Men…pull up your pants!
It’s one thing to be a plumber or a construction guy where you wear a heavy tool belt and that weighs down your pants. While it’s not necessarily a pretty sight, as a matter of fact, it can be quite blinding to experience a plumber crack, it’s at least excusable.
On the other hand, when a guy wears his pants without a belt so that they droop past his hips and you see the top of his boxers or tighty-whiteys that is a whole different story. That is NOT attractive. I mean seriously, do women go around flashing you so you see the color of our panties?
OH-MY-GOSH! What if you have skid marks on your drawers. How is that going to attract some interested female? [SHUDDER] Ew! If I saw that I would turn tail and bolt for the nearest door.

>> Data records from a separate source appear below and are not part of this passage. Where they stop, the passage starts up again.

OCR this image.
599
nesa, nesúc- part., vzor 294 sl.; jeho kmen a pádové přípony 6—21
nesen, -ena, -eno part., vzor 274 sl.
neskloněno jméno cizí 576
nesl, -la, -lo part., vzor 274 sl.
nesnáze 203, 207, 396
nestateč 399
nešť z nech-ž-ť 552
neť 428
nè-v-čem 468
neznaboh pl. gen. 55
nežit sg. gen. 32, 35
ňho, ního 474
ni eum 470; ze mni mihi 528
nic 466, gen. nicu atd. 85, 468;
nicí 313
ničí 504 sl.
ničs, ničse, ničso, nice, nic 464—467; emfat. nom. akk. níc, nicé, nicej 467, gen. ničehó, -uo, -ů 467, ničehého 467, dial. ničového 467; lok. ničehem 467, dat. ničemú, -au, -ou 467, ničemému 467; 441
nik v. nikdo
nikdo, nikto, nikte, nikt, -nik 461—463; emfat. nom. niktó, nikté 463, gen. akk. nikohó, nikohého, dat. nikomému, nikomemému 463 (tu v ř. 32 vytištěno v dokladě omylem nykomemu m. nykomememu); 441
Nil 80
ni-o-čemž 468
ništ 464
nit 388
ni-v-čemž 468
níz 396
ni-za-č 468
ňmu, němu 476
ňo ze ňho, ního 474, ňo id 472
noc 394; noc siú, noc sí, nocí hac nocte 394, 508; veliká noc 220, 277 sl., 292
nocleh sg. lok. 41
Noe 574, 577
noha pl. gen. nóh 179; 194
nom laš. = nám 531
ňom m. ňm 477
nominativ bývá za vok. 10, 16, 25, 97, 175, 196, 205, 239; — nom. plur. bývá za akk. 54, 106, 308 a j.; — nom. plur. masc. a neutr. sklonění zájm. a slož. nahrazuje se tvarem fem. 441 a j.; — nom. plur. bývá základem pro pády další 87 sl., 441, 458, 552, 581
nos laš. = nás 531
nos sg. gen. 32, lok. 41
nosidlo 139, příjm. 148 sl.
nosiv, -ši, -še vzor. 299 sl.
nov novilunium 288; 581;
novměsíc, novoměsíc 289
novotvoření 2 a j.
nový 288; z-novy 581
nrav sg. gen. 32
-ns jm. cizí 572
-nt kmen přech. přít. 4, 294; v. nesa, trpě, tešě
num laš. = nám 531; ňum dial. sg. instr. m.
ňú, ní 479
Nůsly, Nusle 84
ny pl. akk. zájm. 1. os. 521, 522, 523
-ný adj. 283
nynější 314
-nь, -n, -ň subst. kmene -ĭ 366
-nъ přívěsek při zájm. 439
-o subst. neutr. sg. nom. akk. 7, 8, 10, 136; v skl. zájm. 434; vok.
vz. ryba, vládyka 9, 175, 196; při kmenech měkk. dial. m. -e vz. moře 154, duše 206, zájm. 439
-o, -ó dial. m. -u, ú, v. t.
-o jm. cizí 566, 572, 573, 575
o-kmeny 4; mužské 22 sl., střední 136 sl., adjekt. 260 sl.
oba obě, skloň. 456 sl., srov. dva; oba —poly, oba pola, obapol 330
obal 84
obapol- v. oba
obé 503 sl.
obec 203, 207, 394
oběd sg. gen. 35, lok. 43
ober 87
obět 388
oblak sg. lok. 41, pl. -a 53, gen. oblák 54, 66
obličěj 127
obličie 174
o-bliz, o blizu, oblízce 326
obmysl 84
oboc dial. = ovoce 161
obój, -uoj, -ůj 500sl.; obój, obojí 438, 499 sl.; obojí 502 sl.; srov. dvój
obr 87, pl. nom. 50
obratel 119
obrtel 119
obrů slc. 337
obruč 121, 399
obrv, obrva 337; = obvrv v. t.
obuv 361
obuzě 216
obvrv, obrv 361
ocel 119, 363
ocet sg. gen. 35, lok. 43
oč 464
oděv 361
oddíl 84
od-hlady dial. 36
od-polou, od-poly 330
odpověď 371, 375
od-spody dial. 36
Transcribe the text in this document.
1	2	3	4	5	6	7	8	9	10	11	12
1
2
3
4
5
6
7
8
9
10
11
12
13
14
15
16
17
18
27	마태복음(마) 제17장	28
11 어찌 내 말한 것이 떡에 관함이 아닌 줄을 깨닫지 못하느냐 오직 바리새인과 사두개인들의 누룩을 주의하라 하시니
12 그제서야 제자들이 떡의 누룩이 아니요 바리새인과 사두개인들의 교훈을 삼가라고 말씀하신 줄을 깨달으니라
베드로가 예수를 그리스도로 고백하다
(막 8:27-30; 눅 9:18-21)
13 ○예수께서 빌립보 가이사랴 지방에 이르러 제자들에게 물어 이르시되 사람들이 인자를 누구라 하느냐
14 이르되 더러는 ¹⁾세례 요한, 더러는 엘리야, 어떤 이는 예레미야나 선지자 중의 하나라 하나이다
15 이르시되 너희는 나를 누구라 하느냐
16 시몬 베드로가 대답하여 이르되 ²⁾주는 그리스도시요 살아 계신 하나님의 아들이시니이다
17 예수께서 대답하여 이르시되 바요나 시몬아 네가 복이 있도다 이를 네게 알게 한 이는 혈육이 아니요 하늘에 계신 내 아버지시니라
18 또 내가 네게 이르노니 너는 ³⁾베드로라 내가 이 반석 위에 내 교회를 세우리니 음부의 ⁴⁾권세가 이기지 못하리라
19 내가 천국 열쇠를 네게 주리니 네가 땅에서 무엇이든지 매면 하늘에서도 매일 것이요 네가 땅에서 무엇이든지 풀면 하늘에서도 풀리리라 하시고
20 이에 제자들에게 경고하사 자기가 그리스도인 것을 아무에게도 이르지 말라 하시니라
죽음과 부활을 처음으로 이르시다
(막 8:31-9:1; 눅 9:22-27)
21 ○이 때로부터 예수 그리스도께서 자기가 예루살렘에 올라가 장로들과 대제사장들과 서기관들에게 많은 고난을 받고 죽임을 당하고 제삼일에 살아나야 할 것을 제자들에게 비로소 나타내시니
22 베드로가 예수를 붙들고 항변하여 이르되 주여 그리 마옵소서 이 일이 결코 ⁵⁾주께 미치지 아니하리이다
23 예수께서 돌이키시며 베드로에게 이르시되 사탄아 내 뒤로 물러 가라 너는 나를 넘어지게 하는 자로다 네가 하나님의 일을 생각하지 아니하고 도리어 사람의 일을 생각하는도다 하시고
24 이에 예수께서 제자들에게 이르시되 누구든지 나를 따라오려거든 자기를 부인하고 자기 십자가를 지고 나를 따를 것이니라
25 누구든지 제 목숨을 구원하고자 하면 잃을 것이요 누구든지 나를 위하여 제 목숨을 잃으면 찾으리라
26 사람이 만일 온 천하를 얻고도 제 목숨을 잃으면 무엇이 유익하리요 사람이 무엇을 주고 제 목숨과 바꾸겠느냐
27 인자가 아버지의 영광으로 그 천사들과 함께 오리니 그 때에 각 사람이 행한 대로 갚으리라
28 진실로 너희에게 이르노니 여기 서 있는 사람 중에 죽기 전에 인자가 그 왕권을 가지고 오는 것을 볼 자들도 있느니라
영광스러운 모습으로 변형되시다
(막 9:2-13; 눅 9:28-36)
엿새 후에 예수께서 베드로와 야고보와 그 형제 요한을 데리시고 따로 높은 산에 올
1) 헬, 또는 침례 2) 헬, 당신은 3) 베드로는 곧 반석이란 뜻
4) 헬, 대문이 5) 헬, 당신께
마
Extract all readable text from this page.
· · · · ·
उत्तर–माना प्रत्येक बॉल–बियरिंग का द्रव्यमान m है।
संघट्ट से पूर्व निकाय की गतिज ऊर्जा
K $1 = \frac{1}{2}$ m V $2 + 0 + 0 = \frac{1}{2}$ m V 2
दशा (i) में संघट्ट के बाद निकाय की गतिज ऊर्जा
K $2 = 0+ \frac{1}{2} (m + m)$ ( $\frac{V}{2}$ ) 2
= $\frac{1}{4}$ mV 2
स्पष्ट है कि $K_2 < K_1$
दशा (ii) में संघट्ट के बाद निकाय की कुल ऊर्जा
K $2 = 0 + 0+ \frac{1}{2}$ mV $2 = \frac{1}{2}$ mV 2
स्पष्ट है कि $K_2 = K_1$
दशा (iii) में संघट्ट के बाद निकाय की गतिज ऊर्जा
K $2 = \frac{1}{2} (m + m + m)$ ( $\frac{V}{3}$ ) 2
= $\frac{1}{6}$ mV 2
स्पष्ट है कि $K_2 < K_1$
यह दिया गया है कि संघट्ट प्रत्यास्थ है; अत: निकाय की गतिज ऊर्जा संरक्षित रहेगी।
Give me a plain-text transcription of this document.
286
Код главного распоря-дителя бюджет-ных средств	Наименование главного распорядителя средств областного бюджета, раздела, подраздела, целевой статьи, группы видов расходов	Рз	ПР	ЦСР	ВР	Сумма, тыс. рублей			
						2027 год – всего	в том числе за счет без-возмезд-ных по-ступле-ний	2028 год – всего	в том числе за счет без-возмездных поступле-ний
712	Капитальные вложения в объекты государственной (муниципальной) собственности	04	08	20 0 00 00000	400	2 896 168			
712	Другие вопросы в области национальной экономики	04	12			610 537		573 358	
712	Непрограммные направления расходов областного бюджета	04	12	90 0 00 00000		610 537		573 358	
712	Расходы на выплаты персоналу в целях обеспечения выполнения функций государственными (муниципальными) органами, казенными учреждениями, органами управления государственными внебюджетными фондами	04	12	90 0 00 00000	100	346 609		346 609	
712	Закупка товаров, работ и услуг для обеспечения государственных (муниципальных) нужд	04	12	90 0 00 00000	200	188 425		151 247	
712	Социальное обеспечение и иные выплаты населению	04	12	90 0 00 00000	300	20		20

And what is with these other guys who not only forego a belt so that the world is exposed to far too much detail on the posterior, but who actually buy their pants two sizes too big on purpose. Is this some new kind of mating ritual that skipped right past me? Does the sight of men’s underwear hanging out of their pants turn some women on? Or perhaps it is the sight of a man trying to walk with his slacks hanging around his knees without them slipping all the way to their ankles.
There are only two, maybe three reasons a man should have his pants at his knees and since I am too much of a lady to tell you, I will let you use your imagination.
Now that you’ve cleared your mind of those instructional videos let’s return to our subject at hand. Men…pull up your pants!
Men, do you really think the woman of your dreams is going to swoon at your feet if she sees you wearing your underwear on the OUTSIDE of your pants? Or the lady of your desire is going to fall into your arms if she sees you bent over a water fountain and instead of seeing a firm tight ass that she would like to caress she is smacked in the face with the visual of a furry crack. AT that point the poor woman would be screaming down the hall yelling, “My eyes! My eyes!”
For all us women out there who love a man in a pair of jeans, please wear your pants around your waist and leave a little room for our very vivid imagination.
And if that doesn't give you incentive then think back to what your mama saud when you were about the age of three.
"Pull up your pants, honey. You're a big boy now."